A shock of white hair
perched above black,
bushy brows, signals
duration, durability,
endurance, patience.
Poetry makes little
things happen for
those who monitor
the world’s ins and
outs, gathering wool &
moss & stones, when
a moment’s flicker
turns away the dark.
George Monteiro
Providence, RI
26 Apr. 1993
George Monteiro is Professor Emeritus of English and Portuguese and Brazilian Studies, Brown University, and he continues as Adjunct Professor of Portuguese Studies at the same university.

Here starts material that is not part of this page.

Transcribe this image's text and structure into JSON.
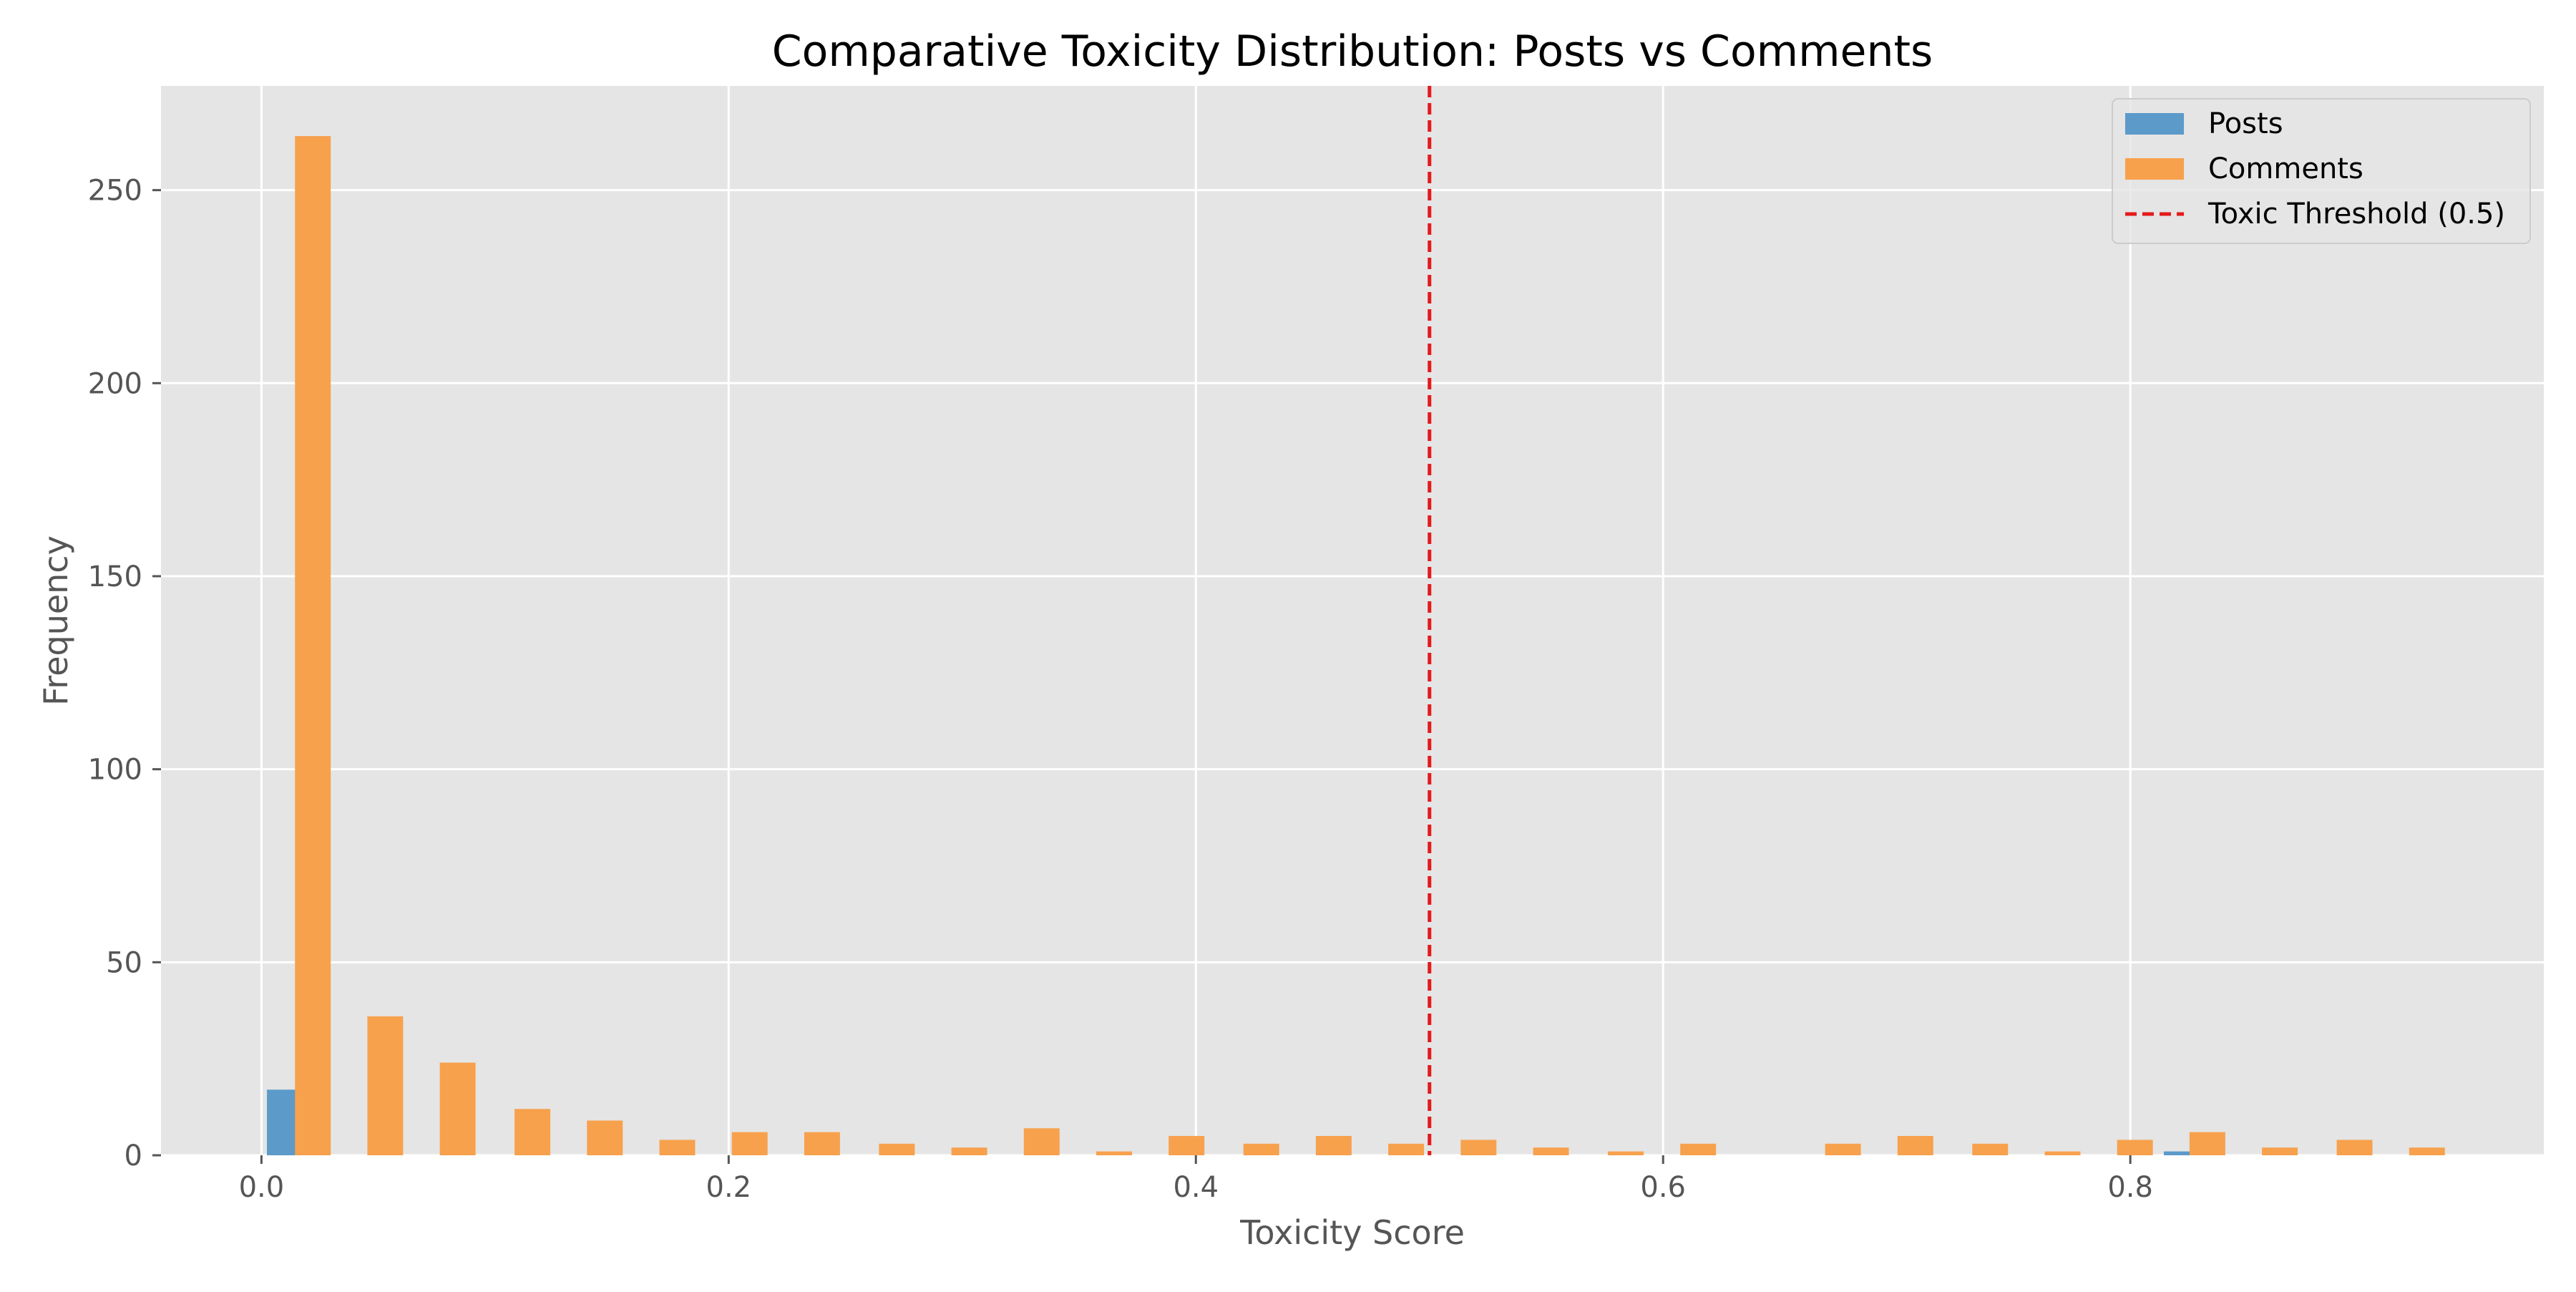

He served as Fulbright lecturer in American Literature in Brazil– Sao Paulo and Bahia–Ecuador and Argentina; and as Visiting Professor in UFMG in Belo Horizonte. In 2007 he served as Helio and Amelia Pedroso / Luso-American Foundation Professor of Portuguese, University of Massachusetts Dartmouth. Among his recent books are Stephen Crane’s Blue Badge of Courage, Fernando Pessoa and Nineteenth-Century Anglo-American Literature, The Presence of Pessoa, The Presence of Camões, and Conversations with Elizabeth Bishop and Critical Essays on Ernest Hemingway’s A Farewell to Arms. Among his translations are Iberian Poems by Miguel Torga, A Man Smiles at Death with Half a Face by José Rodrigues Miguéis, Self-Analysis and Thirty Other Poems by Fernando Pessoa, and In Crete, with the Minotaur, and Other Poems by Jorge de Sena. He has also published two collections of poems, The Coffee Exchange and Double Weaver’s Knot.